Contoh: Dalam tulisan, tanda baca harus digunakan dengan hati-hati ….
[sunting] Tanda Tanya (?)

1. Tanda tanya dipakai pada akhir tanya.
Contoh:

* Kapan ia berangkat?
* Saudara tahu, bukan?

Penggunaan kalimat tanya tidak lazim dalam tulisan ilmiah.

2. Tanda tanya dipakai di dalam tanda kurung untuk menyatakan bagian kalimat yang disangsikan atau yang kurang dapat dibuktikan kebenarannya.
Contoh:

* Ia dilahirkan pada tahun 1683 (?).
* Uangnya sebanyak 10 juta rupiah (?) hilang.

[sunting] Tanda Seru (!)

Tanda seru dipakai sesudah ungkapan atau pernyataan yang berupa seruan atau perintah yang menggambarkan kesungguhan, ketidakpercayaan, ataupun rasa emosi yang kuat.
Contoh:

* Alangkah mengerikannya peristiwa itu!
* Bersihkan meja itu sekarang juga!
* Sampai hati ia membuang anaknya!
* Merdeka!

Oleh karena itu, penggunaan tanda seru umumnya tidak digunakan di dalam tulisan ilmiah atau ensiklopedia.
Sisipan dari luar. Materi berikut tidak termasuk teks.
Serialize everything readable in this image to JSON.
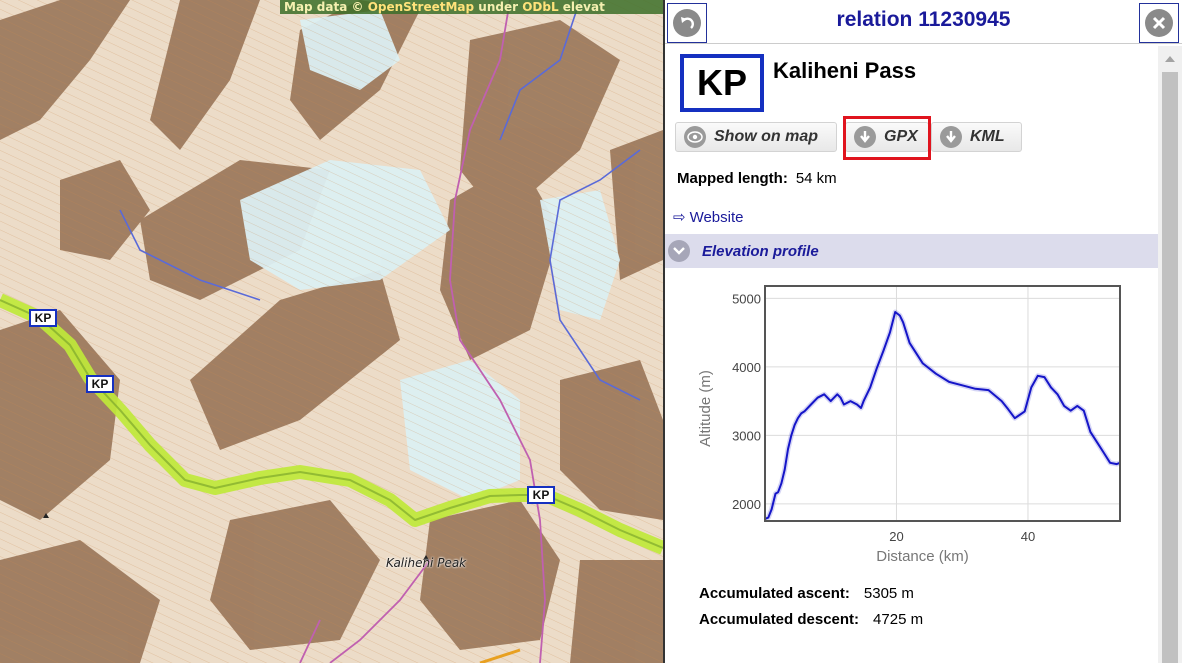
{
  "map": {
    "attribution_prefix": "Map data © ",
    "attribution_link1": "OpenStreetMap",
    "attribution_mid": " under ",
    "attribution_link2": "ODbL",
    "attribution_suffix": " elevat",
    "route_badges": [
      "KP",
      "KP",
      "KP"
    ],
    "peak_label": "Kaliheni Peak",
    "colors": {
      "route": "#bfe83a",
      "track": "#c060b0",
      "river": "#5a6ad8"
    }
  },
  "panel": {
    "title": "relation 11230945",
    "back_icon": "back-arrow-icon",
    "close_icon": "close-icon",
    "badge": "KP",
    "route_name": "Kaliheni Pass",
    "buttons": {
      "show_on_map": "Show on map",
      "gpx": "GPX",
      "kml": "KML"
    },
    "mapped_length_label": "Mapped length:",
    "mapped_length_value": "54 km",
    "website_label": "Website",
    "elevation_section": "Elevation profile",
    "accumulated_ascent_label": "Accumulated ascent:",
    "accumulated_ascent_value": "5305 m",
    "accumulated_descent_label": "Accumulated descent:",
    "accumulated_descent_value": "4725 m",
    "colors": {
      "title": "#1a1a9a",
      "badge_border": "#1530c0",
      "highlight": "#e0141e"
    }
  },
  "chart_data": {
    "type": "line",
    "title": "",
    "xlabel": "Distance (km)",
    "ylabel": "Altitude (m)",
    "xlim": [
      0,
      54
    ],
    "ylim": [
      1750,
      5180
    ],
    "xticks": [
      20,
      40
    ],
    "yticks": [
      2000,
      3000,
      4000,
      5000
    ],
    "grid": true,
    "series": [
      {
        "color": "#1515c8",
        "x": [
          0,
          0.5,
          1,
          1.6,
          2,
          2.5,
          3,
          3.5,
          4,
          4.5,
          5,
          5.5,
          6,
          7,
          8,
          9,
          10,
          11,
          11.5,
          12,
          13,
          14,
          14.6,
          15,
          16,
          17,
          18,
          19,
          19.8,
          20.5,
          21,
          22,
          24,
          26,
          28,
          30,
          32,
          34,
          36,
          37,
          38,
          39.5,
          40.5,
          41.5,
          42.5,
          43.5,
          44.5,
          45.5,
          46.5,
          47.5,
          48.5,
          49.5,
          50.5,
          51.5,
          52.5,
          53.5,
          54
        ],
        "y": [
          1780,
          1800,
          1920,
          2150,
          2170,
          2300,
          2500,
          2800,
          3000,
          3150,
          3250,
          3320,
          3350,
          3450,
          3550,
          3600,
          3500,
          3600,
          3550,
          3450,
          3500,
          3450,
          3400,
          3500,
          3700,
          3980,
          4230,
          4500,
          4800,
          4750,
          4650,
          4350,
          4050,
          3900,
          3780,
          3730,
          3680,
          3660,
          3500,
          3380,
          3250,
          3350,
          3700,
          3870,
          3850,
          3700,
          3600,
          3430,
          3360,
          3430,
          3360,
          3050,
          2900,
          2750,
          2600,
          2580,
          2600
        ]
      }
    ]
  }
}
Hindari penggunaannya kecuali dalam kutipan atau transkripsi drama.
[sunting] Tanda Kurung ((…))

1. Tanda kurung mengapit keterangan atau penjelasan.
Contoh: Bagian Keuangan menyusun anggaran tahunan kantor yang kemudian dibahas dalam RUPS (Rapat Umum Pemegang Saham) secara berkala.

2. Tanda kurung mengapit keterangan atau penjelasan yang bukan bagian integral pokok pembicaraan.
Contoh:

* Satelit Palapa (pernyataan sumpah yang dikemukakan Gajah Mada) membentuk sistem satelit domestik di Indonesia.
* Pertumbuhan penjualan tahun ini (lihat Tabel 9) menunjukkan adanya perkembangan baru dalam pasaran dalam negeri.

3. Tanda kurung mengapit huruf atau kata yang kehadirannya di dalam teks dapat dihilangkan.
Contoh:

* Kata cocaine diserap ke dalam bahasa Indonesia menjadi kokain(a)
* Pembalap itu berasal dari (kota) Medan.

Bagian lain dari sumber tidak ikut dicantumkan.